Turismo e Rete Escursionistica Regionale: un caso di schizofrenia acuto
Da una parte si promuovono cammini devozionali e turismo slow, dall’altra si trasforma l’Appennino regionale in una terra ad uso e consumo dei motoristi.
L’occasione dell’iniziativa tenutasi oggi a Pavullo nel Frignano sulla rete escursionistica regionale pone in luce una fortissima contraddizione sull’idea dello sviluppo turistico della montagna che gli enti vogliono realizzare: una “rete dei cammini” che dovrebbe convivere con quella di un paradiso per mezzi motorizzati fuoristrada.
Il convegno di oggi, dal titolo “ L’organizzazione della rete escursionistica dell’appennino modenese per la valorizzazione dell’ambiente e dello sviluppo del turismo” intendeva promuovere un turismo sostenibile per la montagna.
L’evento, come altre analoghe iniziative (per es. la tavola rotonda sulla Piccola Cassia svoltosi a Tolè lo scorso 10 maggio) trattava infatti di “mobilità dolce” e di cammini storici e devozionali come parte importante di una nuova offerta turistica volta a valorizzare i territori rurali di montagna fornendo un reddito aggiuntivo a chi presidia e custodisce questi territori.
Cammini sulla cui promozione e recupero vari enti ed istituzioni stanno investendo energie e risorse.
Difficile però capire come questo impegno possa stare in campo con la legge regionale sui sentieri che, unica in Italia, ha equiparato l’escursionismo lento a quello a motore, si tratti di quad, moto o fuoristrada. Una scelta che 4 anni fa ha scardinato gli equilibri precedenti, dando il via ad una deregolamentazione di fatto e a molte situazioni al di fuori della legge.

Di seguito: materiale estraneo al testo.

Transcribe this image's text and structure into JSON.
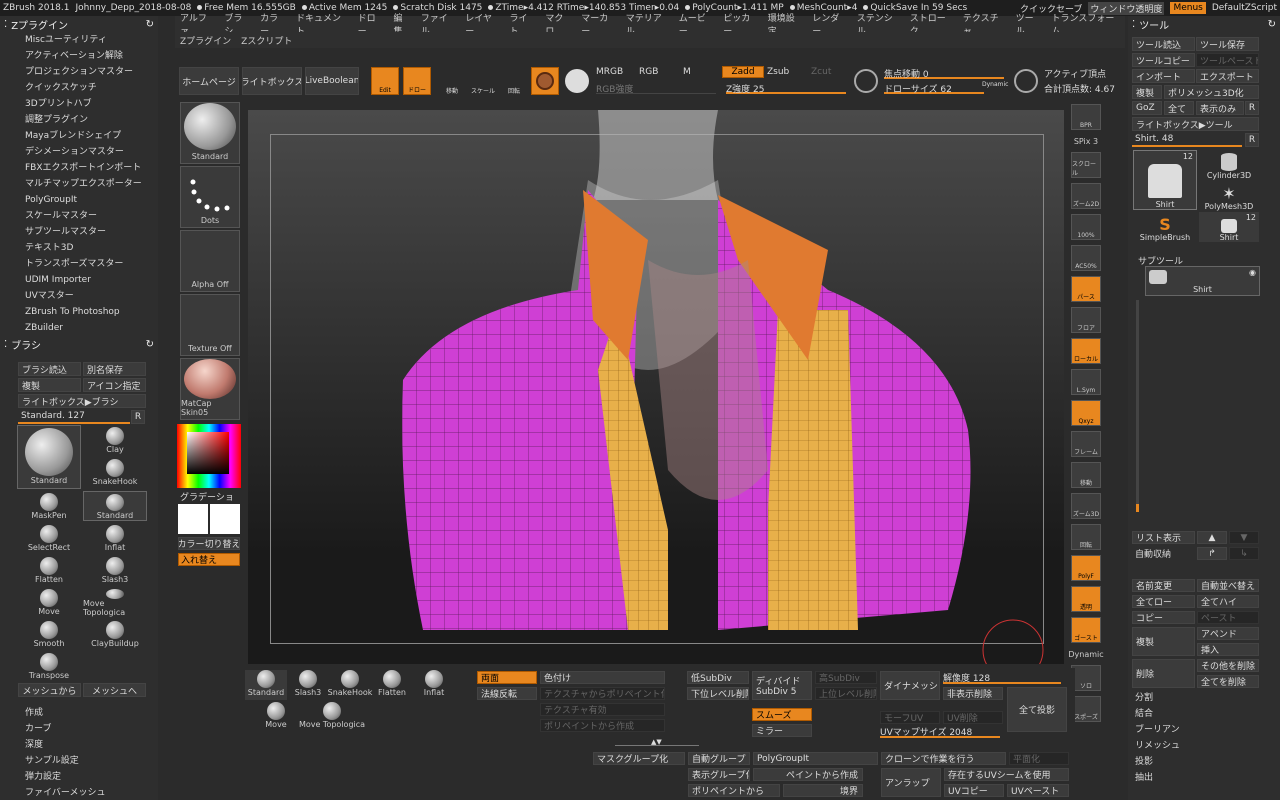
{
  "topbar": {
    "app": "ZBrush 2018.1",
    "project": "Johnny_Depp_2018-08-08",
    "free_mem": "Free Mem 16.555GB",
    "active_mem": "Active Mem 1245",
    "scratch": "Scratch Disk 1475",
    "ztime": "ZTime▸4.412 RTime▸140.853 Timer▸0.04",
    "polycount": "PolyCount▸1.411 MP",
    "meshcount": "MeshCount▸4",
    "quicksave": "QuickSave In 59 Secs",
    "quick_save_btn": "クイックセーブ",
    "window_trans": "ウィンドウ透明度",
    "menus": "Menus",
    "script": "DefaultZScript"
  },
  "menus": [
    "アルファ",
    "ブラシ",
    "カラー",
    "ドキュメント",
    "ドロー",
    "編集",
    "ファイル",
    "レイヤー",
    "ライト",
    "マクロ",
    "マーカー",
    "マテリアル",
    "ムービー",
    "ピッカー",
    "環境設定",
    "レンダー",
    "ステンシル",
    "ストローク",
    "テクスチャ",
    "ツール",
    "トランスフォーム"
  ],
  "menus2": [
    "Zプラグイン",
    "Zスクリプト"
  ],
  "left": {
    "plugin_title": "Zプラグイン",
    "plugins": [
      "Miscユーティリティ",
      "アクティベーション解除",
      "プロジェクションマスター",
      "クイックスケッチ",
      "3Dプリントハブ",
      "調整プラグイン",
      "Mayaブレンドシェイプ",
      "デシメーションマスター",
      "FBXエクスポートインポート",
      "マルチマップエクスポーター",
      "PolyGroupIt",
      "スケールマスター",
      "サブツールマスター",
      "テキスト3D",
      "トランスポーズマスター",
      "UDIM Importer",
      "UVマスター",
      "ZBrush To Photoshop",
      "ZBuilder"
    ],
    "brush_title": "ブラシ",
    "brush_load": "ブラシ読込",
    "save_as": "別名保存",
    "copy": "複製",
    "icon": "アイコン指定",
    "lightbox": "ライトボックス▶ブラシ",
    "current": "Standard. 127",
    "r": "R",
    "brushes": [
      "Standard",
      "Clay",
      "SnakeHook",
      "MaskPen",
      "Standard",
      "SelectRect",
      "Inflat",
      "Flatten",
      "Slash3",
      "Move",
      "Move Topologica",
      "Smooth",
      "ClayBuildup",
      "Transpose"
    ],
    "mesh_from": "メッシュから",
    "mesh_to": "メッシュへ",
    "bottom_items": [
      "作成",
      "カーブ",
      "深度",
      "サンプル設定",
      "弾力設定",
      "ファイバーメッシュ"
    ]
  },
  "mid": {
    "standard": "Standard",
    "dots": "Dots",
    "alpha": "Alpha Off",
    "texture": "Texture Off",
    "matcap": "MatCap Skin05",
    "gradient": "グラデーション",
    "swap": "カラー切り替え",
    "replace": "入れ替え"
  },
  "toolbar": {
    "home": "ホームページ",
    "lightbox": "ライトボックス",
    "liveboolean": "LiveBoolean",
    "edit": "Edit",
    "draw": "ドロー",
    "move": "移動",
    "scale": "スケール",
    "rotate": "回転",
    "mrgb": "MRGB",
    "rgb": "RGB",
    "m": "M",
    "zadd": "Zadd",
    "zsub": "Zsub",
    "zcut": "Zcut",
    "rgb_strength": "RGB強度",
    "z_strength": "Z強度 25",
    "focal": "焦点移動 0",
    "draw_size": "ドローサイズ 62",
    "dynamic": "Dynamic",
    "active_points": "アクティブ頂点",
    "total_points": "合計頂点数: 4.67"
  },
  "shelf": [
    "BPR",
    "SPix 3",
    "スクロール",
    "ズーム2D",
    "100%",
    "AC50%",
    "パース",
    "フロア",
    "ローカル",
    "L.Sym",
    "Qxyz",
    "フレーム",
    "移動",
    "ズーム3D",
    "回転",
    "PolyF",
    "透明",
    "ゴースト",
    "Dynamic",
    "ソロ",
    "スポーズ"
  ],
  "right": {
    "title": "ツール",
    "load": "ツール読込",
    "save": "ツール保存",
    "copy": "ツールコピー",
    "paste": "ツールペースト",
    "import": "インポート",
    "export": "エクスポート",
    "dup": "複製",
    "polymesh": "ポリメッシュ3D化",
    "goz": "GoZ",
    "all": "全て",
    "show": "表示のみ",
    "r": "R",
    "lightbox": "ライトボックス▶ツール",
    "shirt": "Shirt. 48",
    "tools": [
      "Shirt",
      "Cylinder3D",
      "PolyMesh3D",
      "SimpleBrush",
      "Shirt"
    ],
    "count12": "12",
    "subtool": "サブツール",
    "subtool_name": "Shirt",
    "list": "リスト表示",
    "autocollapse": "自動収納",
    "rename": "名前変更",
    "autoreorder": "自動並べ替え",
    "alllow": "全てロー",
    "allhigh": "全てハイ",
    "copy2": "コピー",
    "paste2": "ペースト",
    "dup2": "複製",
    "append": "アペンド",
    "insert": "挿入",
    "delete": "削除",
    "delother": "その他を削除",
    "delall": "全てを削除",
    "items": [
      "分割",
      "結合",
      "ブーリアン",
      "リメッシュ",
      "投影",
      "抽出"
    ]
  },
  "bottom": {
    "brushes": [
      "Standard",
      "Slash3",
      "SnakeHook",
      "Flatten",
      "Inflat",
      "Move",
      "Move Topologica"
    ],
    "double": "両面",
    "flip": "法線反転",
    "fill": "色付け",
    "tex_poly": "テクスチャからポリペイント化",
    "tex_on": "テクスチャ有効",
    "poly_make": "ポリペイントから作成",
    "low_sub": "低SubDiv",
    "del_lower": "下位レベル削除",
    "divide": "ディバイド",
    "subdiv": "SubDiv 5",
    "high_sub": "高SubDiv",
    "del_higher": "上位レベル削除",
    "smooth": "スムーズ",
    "mirror": "ミラー",
    "dynamesh": "ダイナメッシュ",
    "resolution": "解像度 128",
    "del_hidden": "非表示削除",
    "proj_all": "全て投影",
    "morph_uv": "モーフUV",
    "uv_del": "UV削除",
    "uv_size": "UVマップサイズ 2048",
    "mask_group": "マスクグループ化",
    "auto_group": "自動グループ",
    "polygroupit": "PolyGroupIt",
    "clone": "クローンで作業を行う",
    "flat": "平面化",
    "vis_group": "表示グループ化",
    "paint_create": "ペイントから作成",
    "poly_from": "ポリペイントから",
    "border": "境界",
    "unwrap": "アンラップ",
    "uv_seam": "存在するUVシームを使用",
    "uv_copy": "UVコピー",
    "uv_paste": "UVペースト"
  },
  "colors": {
    "orange": "#e8871f",
    "bg": "#2b2b2b"
  }
}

La legge regionale n. 14/2013 è stata approvata ormai 4 anni fa, ma non è ancora in vigore perché manca dei decreti attuativi, e, in particolare, manca del catasto dei sentieri e dei regolamenti. In sostanza è bloccata, nonostante le risorse profuse in quattro anni di lavori della commissione (C.t.c.) che doveva redigere tutti gli strumenti necessari alla sua piena applicazione.
Un ritardo che non è del tutto inspiegabile, però : la legge così com’è, infatti, è inapplicabile, e poiché la cosa è nota a tutti gli esperti e operatori del settore, si preferisce lo stallo normativo ad un chiarimento che ponga fine – per sempre – ad un’incoerenza tanto colossale quanto pericolosa.
Così, in attesa che qualcuno voglia porre fine a questa bruttissima pagina della gestione della montagna nella nostra regione, moto e quad hanno libero accesso ovunque: nelle zone protette S.I.C. e Z.P.S; sulla Via degli Dei; sulla Piccola Cassia…
Denunciano quindi, per l’ennesima volta, questa situazione ed esortiamo il Consiglio Regionale ad affrontare senza ulteriore pericoloso indugio un iter di modifiche sostanziali alla legge sui sentieri.
Sono il futuro della montagna e il suo sviluppo sostenibile ad imporlo, per mettere a tacere una volta per tutte le bramosie di chi la montagna di certo non la ama, o lo fa in maniera distorta.